Our updates were well received by staff, who know the institutes well. Our conversations quickly moved on to the larger issue of the near total dysfunction of Congress and the disproportionately negative impact this dysfunction and the resulting budget impasses are wreaking upon research institutes and universities throughout the country.
We know the story of the past couple of years well; the inability to pass yearly spending bills, the fiscal cliff, the sequester, and, in the last few weeks, a government shutdown amid an effort to defund the health care law and a threat to default on our national debt.
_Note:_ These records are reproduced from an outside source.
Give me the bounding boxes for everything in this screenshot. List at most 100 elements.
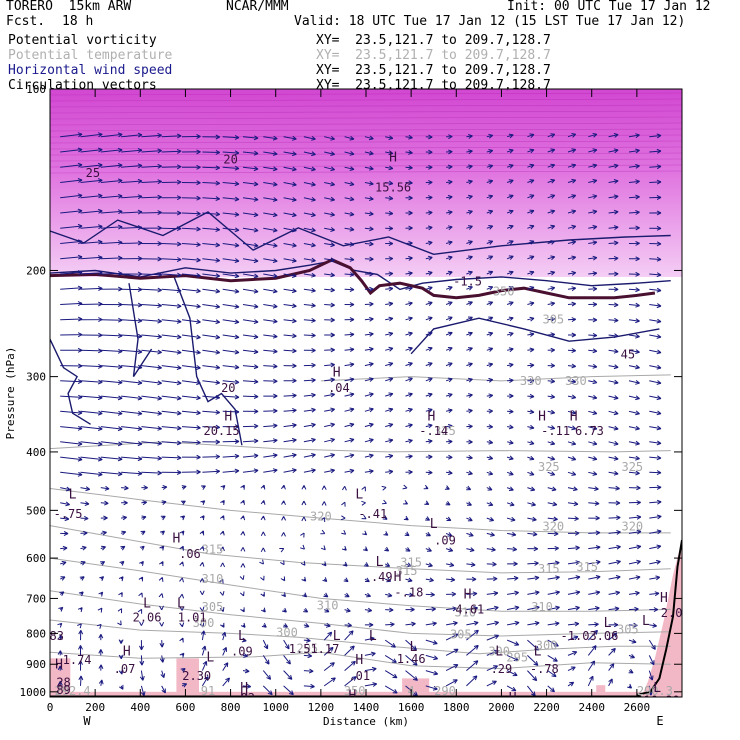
circulation-vector: [405, 670, 418, 681]
circulation-vector: [445, 377, 453, 383]
circulation-vector: [161, 226, 182, 232]
circulation-vector: [382, 499, 387, 505]
theta-contour-label: 300: [276, 626, 298, 640]
circulation-vector: [588, 240, 598, 246]
circulation-vector: [200, 500, 206, 505]
circulation-vector: [608, 255, 619, 261]
circulation-vector: [445, 516, 452, 521]
circulation-vector: [324, 287, 335, 293]
circulation-vector: [608, 179, 619, 184]
circulation-vector: [100, 530, 107, 536]
circulation-vector: [119, 684, 124, 690]
theta-contour-label: 300: [193, 616, 215, 630]
circulation-vector: [649, 559, 661, 565]
circulation-vector: [628, 302, 640, 308]
circulation-vector: [527, 486, 536, 492]
circulation-vector: [222, 349, 240, 355]
circulation-vector: [608, 485, 620, 491]
circulation-vector: [80, 561, 86, 566]
circulation-vector: [240, 563, 246, 568]
circulation-vector: [222, 468, 240, 474]
circulation-vector: [263, 273, 278, 279]
circulation-vector: [364, 682, 378, 687]
pv-contour: [50, 338, 91, 425]
circulation-vector: [141, 470, 162, 476]
circulation-vector: [364, 666, 377, 672]
jet-isotach: [50, 146, 682, 150]
circulation-vector: [263, 438, 278, 444]
jet-isotach: [50, 128, 682, 132]
circulation-vector: [121, 287, 143, 293]
circulation-vector: [486, 634, 500, 641]
circulation-vector: [547, 394, 556, 399]
circulation-vector: [340, 515, 346, 521]
circulation-vector: [405, 639, 417, 651]
circulation-vector: [100, 224, 123, 230]
circulation-vector: [141, 148, 162, 154]
circulation-vector: [527, 286, 535, 291]
circulation-vector: [608, 544, 621, 550]
circulation-vector: [324, 317, 335, 323]
circulation-vector: [405, 301, 413, 307]
circulation-vector: [527, 605, 540, 611]
circulation-vector: [283, 197, 297, 202]
circulation-vector: [121, 426, 143, 431]
circulation-vector: [588, 545, 601, 550]
circulation-vector: [141, 500, 148, 506]
circulation-vector: [60, 410, 83, 416]
circulation-vector: [240, 499, 245, 505]
circulation-vector: [220, 499, 225, 505]
circulation-vector: [567, 378, 577, 384]
circulation-vector: [608, 133, 619, 138]
circulation-vector: [486, 424, 494, 430]
pv-extremum-marker: L: [430, 517, 438, 532]
circulation-vector: [303, 637, 311, 643]
circulation-vector: [263, 348, 278, 354]
circulation-vector: [323, 662, 335, 671]
y-tick-label: 200: [26, 264, 46, 277]
circulation-vector: [507, 393, 514, 399]
circulation-vector: [628, 210, 640, 215]
circulation-vector: [158, 593, 164, 599]
circulation-vector: [486, 649, 499, 656]
circulation-vector: [121, 441, 143, 447]
circulation-vector: [547, 440, 556, 446]
circulation-vector: [77, 623, 82, 629]
circulation-vector: [181, 349, 201, 355]
circulation-vector: [202, 394, 221, 400]
circulation-vector: [608, 379, 619, 385]
circulation-vector: [507, 378, 514, 384]
circulation-vector: [202, 227, 221, 232]
circulation-vector: [161, 148, 182, 154]
pv-extremum-marker: L: [177, 597, 185, 612]
circulation-vector: [608, 647, 616, 656]
circulation-vector: [567, 194, 577, 199]
circulation-vector: [486, 516, 495, 522]
circulation-vector: [341, 529, 347, 535]
circulation-vector: [240, 531, 246, 536]
circulation-vector: [242, 288, 259, 294]
circulation-vector: [280, 560, 285, 566]
circulation-vector: [60, 223, 83, 229]
theta-contour-label: 315: [396, 564, 418, 578]
circulation-vector: [507, 590, 519, 596]
circulation-vector: [181, 334, 201, 340]
circulation-vector: [361, 486, 366, 492]
circulation-vector: [141, 364, 162, 370]
theta-contour-label: 325: [538, 460, 560, 474]
field-pv-name: Potential vorticity: [8, 33, 157, 48]
low-wind-fill: [596, 685, 606, 697]
circulation-vector: [364, 135, 374, 141]
circulation-vector: [324, 377, 335, 383]
circulation-vector: [588, 332, 598, 338]
circulation-vector: [260, 484, 266, 490]
circulation-vector: [222, 364, 240, 370]
circulation-vector: [344, 622, 352, 628]
circulation-vector: [608, 163, 619, 169]
circulation-vector: [567, 530, 580, 536]
circulation-vector: [385, 165, 394, 171]
circulation-vector: [486, 149, 494, 154]
circulation-vector: [260, 531, 266, 537]
circulation-vector: [80, 363, 103, 369]
circulation-vector: [281, 592, 286, 598]
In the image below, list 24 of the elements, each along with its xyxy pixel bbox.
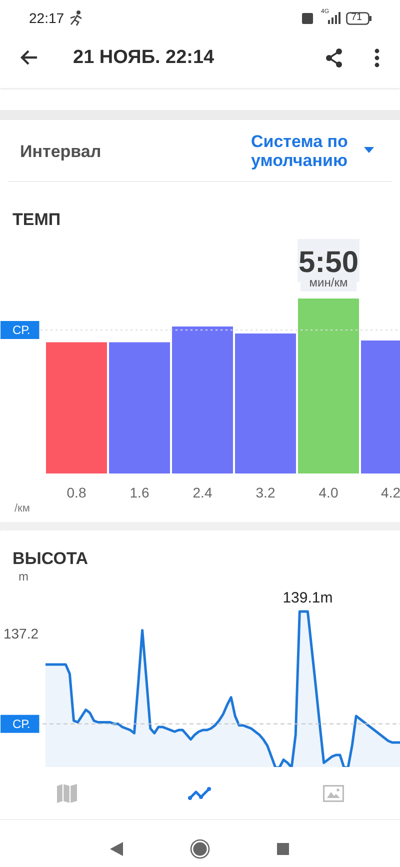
text: 137.2	[3, 626, 39, 642]
bar	[172, 326, 233, 474]
text: 22:17	[29, 10, 64, 26]
ref-line-label: СР.	[12, 716, 30, 731]
text: Интервал	[20, 142, 102, 162]
text: 21 НОЯБ. 22:14	[73, 47, 214, 69]
bar	[235, 334, 296, 474]
y-axis-title: m	[18, 570, 28, 584]
ref-line-label: СР.	[12, 323, 30, 337]
x-tick-label: 4.2	[381, 484, 400, 500]
bar	[109, 342, 170, 474]
annotation: 139.1m	[282, 590, 333, 606]
bar	[46, 342, 107, 474]
chart-title: ТЕМП	[12, 210, 61, 229]
x-tick-label: 4.0	[318, 484, 338, 500]
x-tick-label: 0.8	[66, 484, 86, 500]
text: Система по умолчанию	[251, 132, 349, 170]
x-axis-title: /км	[14, 502, 30, 514]
bar	[298, 298, 359, 474]
x-tick-label: 2.4	[192, 484, 212, 500]
x-tick-label: 1.6	[130, 484, 150, 500]
x-tick-label: 3.2	[256, 484, 276, 500]
text: 71	[351, 12, 362, 24]
chart-title: ВЫСОТА	[12, 549, 88, 568]
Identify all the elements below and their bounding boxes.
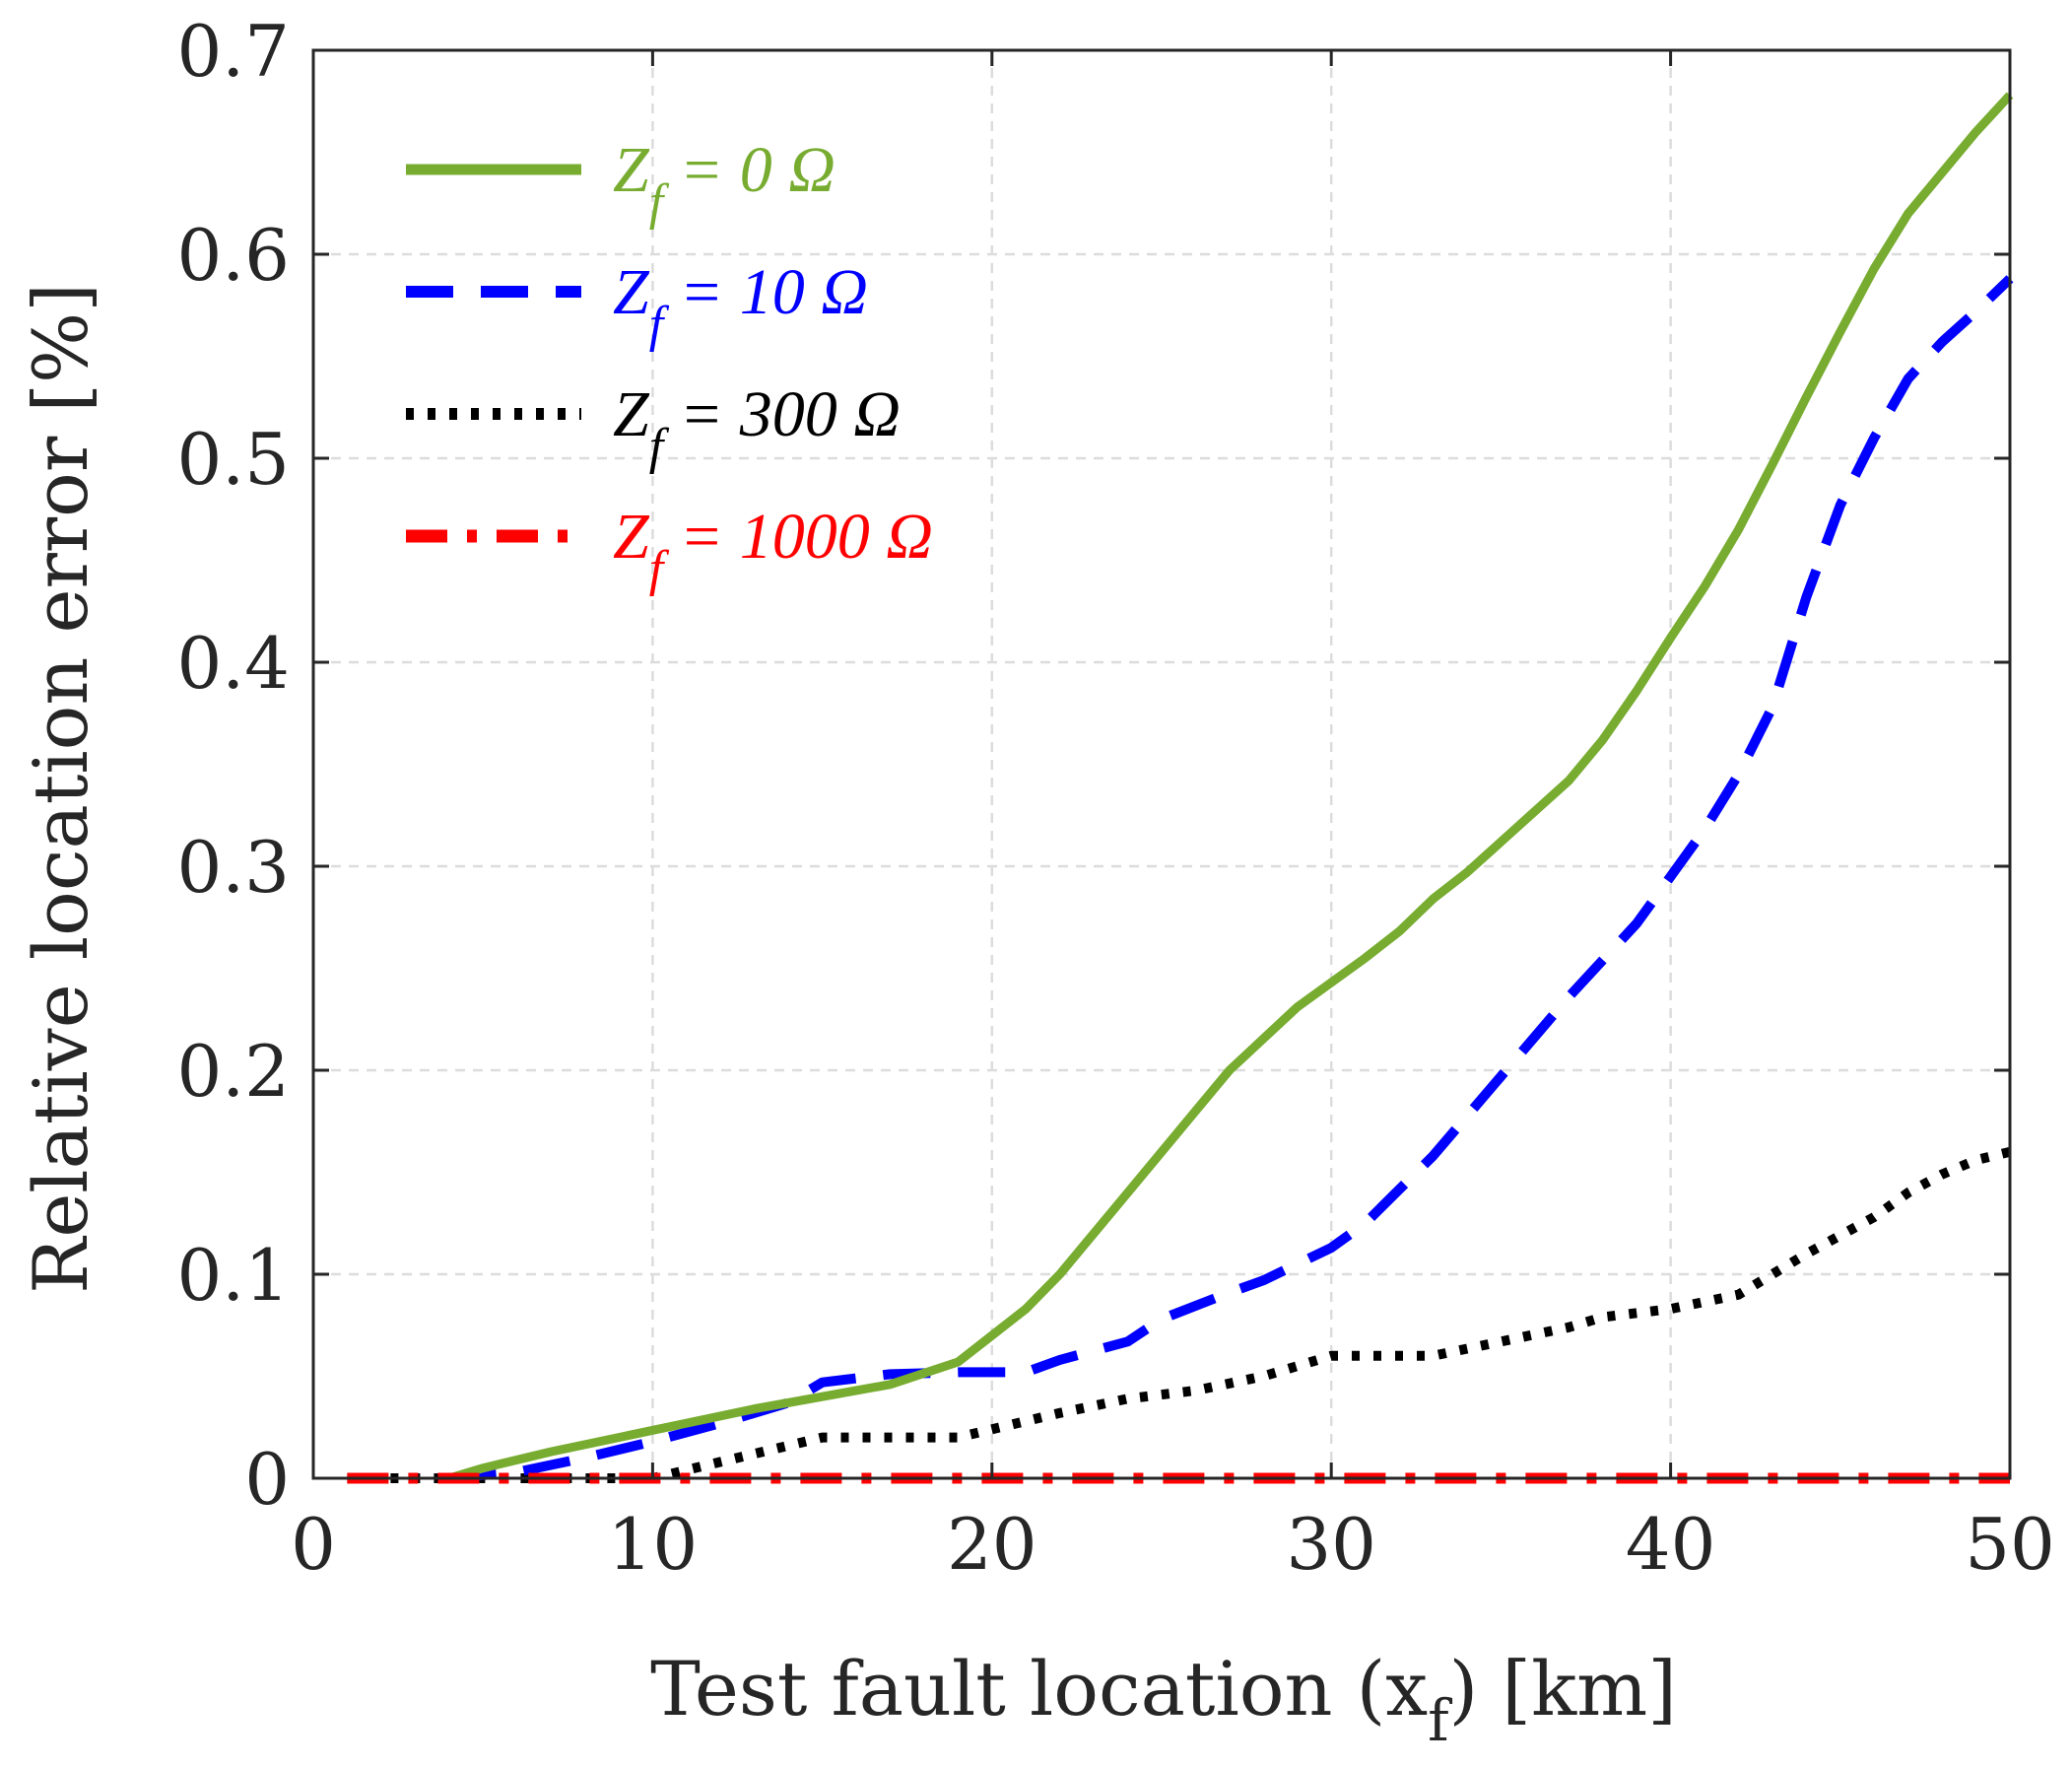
y-tick-label: 0.3 bbox=[176, 826, 290, 909]
legend-label-4: Zf = 1000 Ω bbox=[613, 501, 933, 597]
x-tick-label: 40 bbox=[1626, 1503, 1716, 1586]
grid bbox=[313, 50, 2010, 1478]
x-tick-label: 0 bbox=[291, 1503, 336, 1586]
x-axis-label: Test fault location (xf) [km] bbox=[650, 1645, 1677, 1754]
x-tick-label: 50 bbox=[1965, 1503, 2055, 1586]
y-tick-label: 0.5 bbox=[176, 418, 290, 501]
y-tick-label: 0 bbox=[244, 1438, 290, 1521]
y-tick-label: 0.1 bbox=[176, 1234, 290, 1317]
x-tick-label: 10 bbox=[608, 1503, 699, 1586]
plot-box bbox=[311, 48, 2012, 1480]
series-line-1 bbox=[447, 92, 2014, 1483]
x-tick-label: 30 bbox=[1286, 1503, 1376, 1586]
y-tick-label: 0.7 bbox=[176, 10, 290, 93]
legend: Zf = 0 ΩZf = 10 ΩZf = 300 ΩZf = 1000 Ω bbox=[406, 134, 933, 597]
series-line-3 bbox=[347, 1146, 2012, 1483]
axes-frame bbox=[311, 48, 2012, 1480]
legend-label-3: Zf = 300 Ω bbox=[613, 378, 901, 475]
y-axis-label: Relative location error [%] bbox=[17, 283, 104, 1294]
legend-label-1: Zf = 0 Ω bbox=[613, 134, 835, 231]
x-tick-label: 20 bbox=[947, 1503, 1037, 1586]
tick-labels: 0 10 20 30 40 50 0 0.1 0.2 0.3 0.4 0.5 0.6 0.7 bbox=[176, 10, 2054, 1586]
y-tick-label: 0.4 bbox=[176, 622, 290, 705]
y-tick-label: 0.2 bbox=[176, 1030, 290, 1113]
series-line-2 bbox=[448, 275, 2014, 1483]
y-tick-label: 0.6 bbox=[176, 214, 290, 297]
What is not as well understood is the long-term negative impact that this way of governing has on our nation’s research institutions.
When faced with financial uncertainty, combined with arbitrary across the board spending cuts required by the sequester, research institutions that are engaged in research on behalf of the government begin to lose their top researchers to the private sector as well as foreign countries. They are forced to lay people off due to projects being scaled back or simply not started.
The long term damage is even more disheartening as students coming in to college or graduate school decide that science and technology degrees, let alone post-graduate degrees, hold no practical future for them as they watch labs shut down across the country.
It is a necessity that Congress do better. We need robust research institutions that are engaged in cutting edge research that provide better training for our soldiers and better treatments for those returning home with wounds both visible and invisible. We owe our soldiers and veterans that at the very least.
The views in this blog post represent the viewpoints of individual team members, not Capstone National Partners as a whole.